Par contre, le retour d'une modeste " pastéra ", d'un
palangrier trapu ou d'un chalutier avec ses lourds filets pendus au mât
arrière, était un spectacle. Le mythe de la pêche
miraculeuse toujours vivace, reste chargé de symboles bibliques.
Pour nos esprits de latins, la pêche se pare toujours un peu d'un
prestige religieux. Le môle de pêche
Le déchargement des chalutiers terminé,
les charretons grinçants sous le poids des casiers, ayant rejoint
l'intérieur de la Halle aux poissons, les pleins d'eau et de glace
en poudre faits avec parfois l'échange d'un filet, le patron de
pêche mettait en panne le moteur, qui s'arrêtait dans un dernier
soubresaut, marquant la fin d'une longue journée commencée
dès trois heures du matin. Les membres de l'équipage libérés,
enjambaient alors le bordage avec leur couffin contenant la gamelle vide
du repas pris à la hâte, entre deux calées, et la
part de poisson obtenue chaque jour selon l'importance de la pêche.
Par les escaliers
de l'ancienne Pêcherie, ils rejoignaient le domicile
familial situé principalement, depuis la démolition du quartier
de la Marine, à la " Consolation ", aux "
Trois-Horloges " ou aux " Messageries ", à Bab-el-Oued.
Après 1945, aussi difficle qu'il soit, le métier de marin
à bord d'un chalutier n'avait rien de comparable avec celui que
connurent " nos anciens " quelques années auparavant.
Pour eux, après la navigation à voile, au temps de la machine
à vapeur, il fallait prendre son tour au ponton du service des
eaux pour l'indispensable plein de la chaudière et, un jour sur
deux, procéder au chargement du charbon, briquettes ou " cardiff
" à partir d'un chaland amarré le long de la jetée
Pierre Émile Watier. Or, ils étaient vingt chalutiers à
pratiquer la pêche " aux boeufs " (Pêche
aux boeufs: pêche avec un filet tiré entre deux chalutiers
naviguant parallèlement.) en ce temps-là à
Alger.
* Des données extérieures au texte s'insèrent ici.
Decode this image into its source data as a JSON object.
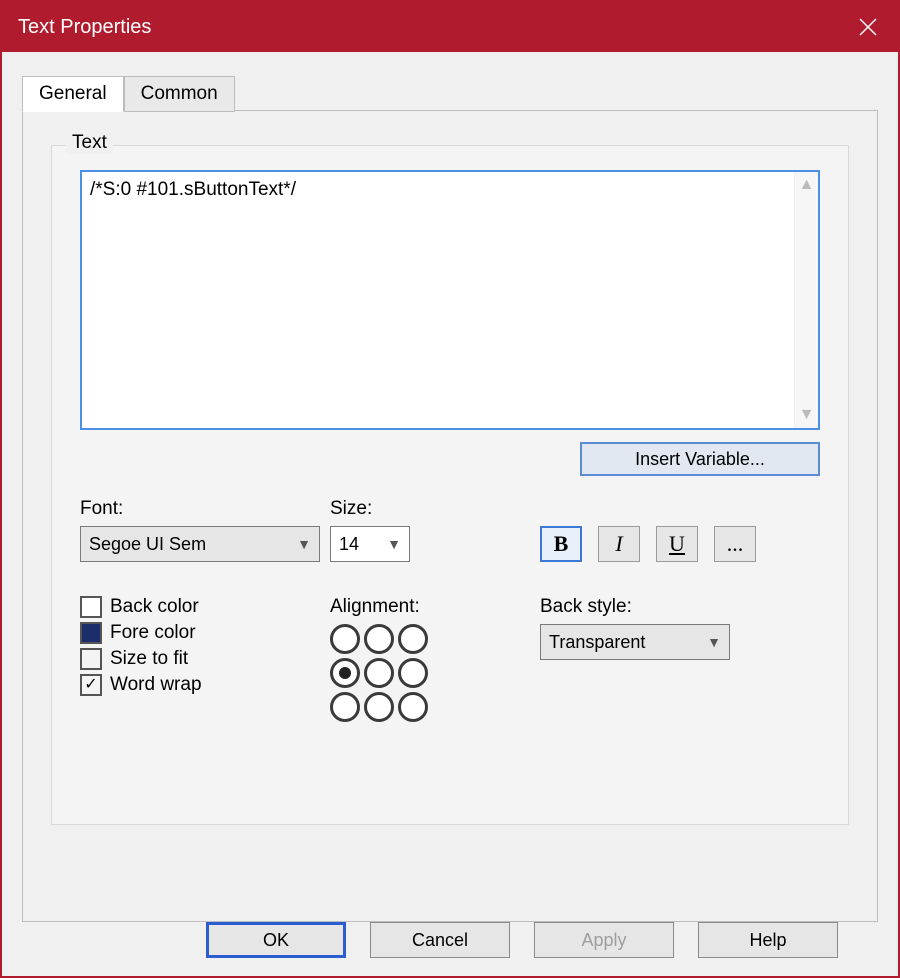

Alors, jugez de la contrainte ! Heureusement que par la suite,
avec la généralisation du moteur " diesel " sur
les bateaux et l'utilisation du fuel, combustible admis aux droits réduits,
directement distribué sur le quai par des camions citernes, de
même que la réglementation de l'heure de sortie de nuit,
une amélioration sensible au dur labeur du métier des marins
pêcheurs était apportée. Toutefois, nous devons signaler
que le chalutier représentait pour les marins pêcheurs du
port d'Alger le " haut de gamme " de la corporation. Il était
difficile d'obtenir un embarquement sur ces bateaux, particulièrement
sur ceux dont les armements étaient solides et les maîtres
de pêche de grande notoriété. Dans ce métier,
le marin de chalutier était considéré comme un "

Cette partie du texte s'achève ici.